Escrever com luz

Escrever com luz

Escrever com luz: a fotografia revela sua magia com arco-íris noturno, plantas com olhos e uma lata de lixo-câmera
Numa época em que os telefones permitem registar tudo, minuto a minuto, uma exposição no CCK propõe recuperar o encanto com um regresso aos “conceitos elementares da fotografia”.
Os pigmentos e a sensibilidade à luz das plantas ajudaram Fede Ruiz Santaesteban a criar as Revelações do Jardim Mágico
Uma lata de refrigerante, uma lata de lixo, um telescópio e até o quarto escuro de um prédio, com um feixe de luz passando pela janela: tudo isso pode virar uma câmera. É o que demonstra uma exposição com curadoria de Francisco Medail, com obras de mais de vinte artistas emergentes e consagrados, que poderá ser vista até ao final do ano no CCK. In the Beginning Was Magic propõe “um regresso aos conceitos básicos da fotografia” numa época em que os telefones permitem registar tudo, minuto a minuto.
Já Daniel Tubío levou meses para captar cada uma das imagens expostas. Em diversos lugares – de Avellaneda e Saavedra a Sarandí ou ao Delta do Tigre, e até num quiosque localizado em frente ao antigo Palácio dos Correios – localizou latas com pequeno furo e papel fotossensível em seu interior. Converteu-as assim em câmaras pinhole, sem lentes, o que lhe permitiu criar solarigrafias: fotografias sem intervenção de processos químicos, nas quais o percurso visível do sol é registado durante longos períodos de tempo. Ele então digitalizou e processou os negativos digitalmente, para obter imagens que pareciam arco-íris noturnos.
Operação semelhante foi realizada pelo coletivo Bazofia com um contentor de lixo, que transformou com um furo num “instrumento de expressão”. Em diferentes pontos de Buenos Aires, Rodrigo Agüero Zubiaurri, Natacha Ebers e Rocío Pilar Mendez Brisighelli capturaram a atividade de personagens anônimos e a dinâmica da cidade.
A Medail foi ainda mais longe, convertendo uma sala inteira do CCK numa câmara escura para esta exposição: o fio de luz que entra durante o dia pela janela, coberta por uma folha de metal, permite que ela se reflita na parede de uma forma de forma invertida o prédio localizado na calçada oposta, na Avenida Leandro N. Alem. “Este é o primeiro sistema óptico observado na história da humanidade”, explica o curador.
Um processo inverso inspirou Facundo de Zuviría durante a pandemia. Em vez de criar câmaras escuras, ele colocou livros de sua biblioteca em folhas de papel emulsionado sob o sol de sua varanda. Depois de alguns minutos, cada cópia deixava uma “sombra” branca, cercada por uma moldura azul da Prússia. Estas cianótipos, além de estarem representadas nesta exposição, protagonizaram outra até ontem no Museu Nacional de Belas Artes. Ali, há semanas, foi apresentado um livro que reúne quase cinquenta dessas memórias originais da quarentena.
“A cianótipo é uma das primeiras formas de fotografia e, de facto, encarna com precisão a sua definição etimológica: foto (luz) e graphos (escrita): escrita com luz”, lembra De Zuviría. Esta técnica, acrescenta, “foi criada por William Henry Fox Talbot em Inglaterra, por volta de 1840, e desenvolvida alguns anos mais tarde por Anna Atkins para registar as espécies de algas encontradas na costa inglesa. Atkins compilou e editou essas imagens em um álbum que chamou de British Algae (1843), hoje considerado o primeiro álbum de fotos conhecido.

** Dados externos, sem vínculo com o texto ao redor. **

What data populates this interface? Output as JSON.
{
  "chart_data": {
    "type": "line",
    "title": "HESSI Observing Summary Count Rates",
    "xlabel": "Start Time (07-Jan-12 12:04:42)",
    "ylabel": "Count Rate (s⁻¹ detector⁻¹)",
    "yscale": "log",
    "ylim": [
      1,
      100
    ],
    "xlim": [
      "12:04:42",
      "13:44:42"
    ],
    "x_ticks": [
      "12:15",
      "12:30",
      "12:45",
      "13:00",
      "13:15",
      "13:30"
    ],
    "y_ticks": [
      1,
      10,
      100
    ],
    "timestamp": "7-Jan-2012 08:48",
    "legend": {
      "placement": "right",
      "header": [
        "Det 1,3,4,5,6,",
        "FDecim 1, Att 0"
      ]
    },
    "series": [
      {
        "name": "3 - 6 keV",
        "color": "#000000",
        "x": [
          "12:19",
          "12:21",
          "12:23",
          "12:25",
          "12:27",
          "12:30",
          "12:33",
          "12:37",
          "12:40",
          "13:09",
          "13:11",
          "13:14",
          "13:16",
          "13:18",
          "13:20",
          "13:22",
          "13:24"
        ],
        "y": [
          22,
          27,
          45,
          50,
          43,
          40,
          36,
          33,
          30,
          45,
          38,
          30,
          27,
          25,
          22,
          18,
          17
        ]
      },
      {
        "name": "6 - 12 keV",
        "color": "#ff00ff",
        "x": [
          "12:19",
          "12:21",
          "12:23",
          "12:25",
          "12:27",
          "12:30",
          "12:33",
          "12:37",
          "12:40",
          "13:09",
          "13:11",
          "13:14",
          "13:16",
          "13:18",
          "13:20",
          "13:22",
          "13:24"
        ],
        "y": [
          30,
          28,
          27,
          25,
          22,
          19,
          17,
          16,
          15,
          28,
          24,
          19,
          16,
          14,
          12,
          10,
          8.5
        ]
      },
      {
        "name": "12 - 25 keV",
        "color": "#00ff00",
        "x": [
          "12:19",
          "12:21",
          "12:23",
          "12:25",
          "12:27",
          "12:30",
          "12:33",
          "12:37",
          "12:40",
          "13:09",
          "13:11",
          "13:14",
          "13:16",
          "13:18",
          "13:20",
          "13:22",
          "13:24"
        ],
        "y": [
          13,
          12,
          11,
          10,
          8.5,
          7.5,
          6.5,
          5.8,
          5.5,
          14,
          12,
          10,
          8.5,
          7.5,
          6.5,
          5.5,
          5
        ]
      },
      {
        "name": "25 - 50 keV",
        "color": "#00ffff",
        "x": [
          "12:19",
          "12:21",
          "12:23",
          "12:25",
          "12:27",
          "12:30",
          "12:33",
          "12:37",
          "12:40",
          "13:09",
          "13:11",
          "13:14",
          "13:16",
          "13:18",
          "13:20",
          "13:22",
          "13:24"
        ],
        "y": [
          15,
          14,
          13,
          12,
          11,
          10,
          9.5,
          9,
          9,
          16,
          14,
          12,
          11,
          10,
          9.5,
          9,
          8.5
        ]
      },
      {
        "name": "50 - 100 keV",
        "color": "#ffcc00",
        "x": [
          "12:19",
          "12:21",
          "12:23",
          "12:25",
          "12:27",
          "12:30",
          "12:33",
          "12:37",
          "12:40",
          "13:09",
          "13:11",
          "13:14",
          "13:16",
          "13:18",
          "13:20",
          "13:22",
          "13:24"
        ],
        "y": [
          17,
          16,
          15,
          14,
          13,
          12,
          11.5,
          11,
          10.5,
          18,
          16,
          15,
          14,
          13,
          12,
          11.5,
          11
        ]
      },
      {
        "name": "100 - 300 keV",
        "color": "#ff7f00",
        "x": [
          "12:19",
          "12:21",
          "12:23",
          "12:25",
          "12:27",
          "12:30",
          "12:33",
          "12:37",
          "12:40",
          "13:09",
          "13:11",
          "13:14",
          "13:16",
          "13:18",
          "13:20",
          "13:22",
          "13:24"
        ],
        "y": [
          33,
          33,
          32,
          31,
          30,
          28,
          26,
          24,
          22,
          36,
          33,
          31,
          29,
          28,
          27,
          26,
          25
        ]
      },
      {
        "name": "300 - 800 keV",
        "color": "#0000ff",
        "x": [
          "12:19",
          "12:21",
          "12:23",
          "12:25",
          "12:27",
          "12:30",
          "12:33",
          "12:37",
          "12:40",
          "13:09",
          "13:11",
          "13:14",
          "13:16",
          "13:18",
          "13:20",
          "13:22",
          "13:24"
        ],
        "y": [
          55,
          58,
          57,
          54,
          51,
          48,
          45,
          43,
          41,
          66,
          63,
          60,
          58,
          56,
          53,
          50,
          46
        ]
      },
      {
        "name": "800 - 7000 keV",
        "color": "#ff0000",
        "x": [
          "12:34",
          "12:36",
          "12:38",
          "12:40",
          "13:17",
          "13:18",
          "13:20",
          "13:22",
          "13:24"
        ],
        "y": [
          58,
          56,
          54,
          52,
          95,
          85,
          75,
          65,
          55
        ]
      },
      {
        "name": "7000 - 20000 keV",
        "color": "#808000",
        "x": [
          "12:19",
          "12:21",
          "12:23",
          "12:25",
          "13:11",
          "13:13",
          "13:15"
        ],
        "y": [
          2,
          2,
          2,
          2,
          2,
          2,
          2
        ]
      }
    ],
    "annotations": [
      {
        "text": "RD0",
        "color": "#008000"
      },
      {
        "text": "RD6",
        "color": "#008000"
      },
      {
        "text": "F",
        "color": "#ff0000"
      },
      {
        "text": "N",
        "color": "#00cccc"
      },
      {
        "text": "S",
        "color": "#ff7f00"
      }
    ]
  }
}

Os vegetais podem até servir de suporte para imagens. Seus pigmentos e sua sensibilidade à luz ajudaram Fede Ruiz Santaesteban a criar as Revelações do Jardim Mágico: usando a técnica do antiótipo, ele conseguiu fazer aparecer olhares misteriosos em uma grande variedade de folhas. Lembram aqueles que Graciela Sacco, mestre da heliografia, imprimiu em decalques que distribuiu e colou nos recantos de Veneza durante a bienal de 2001.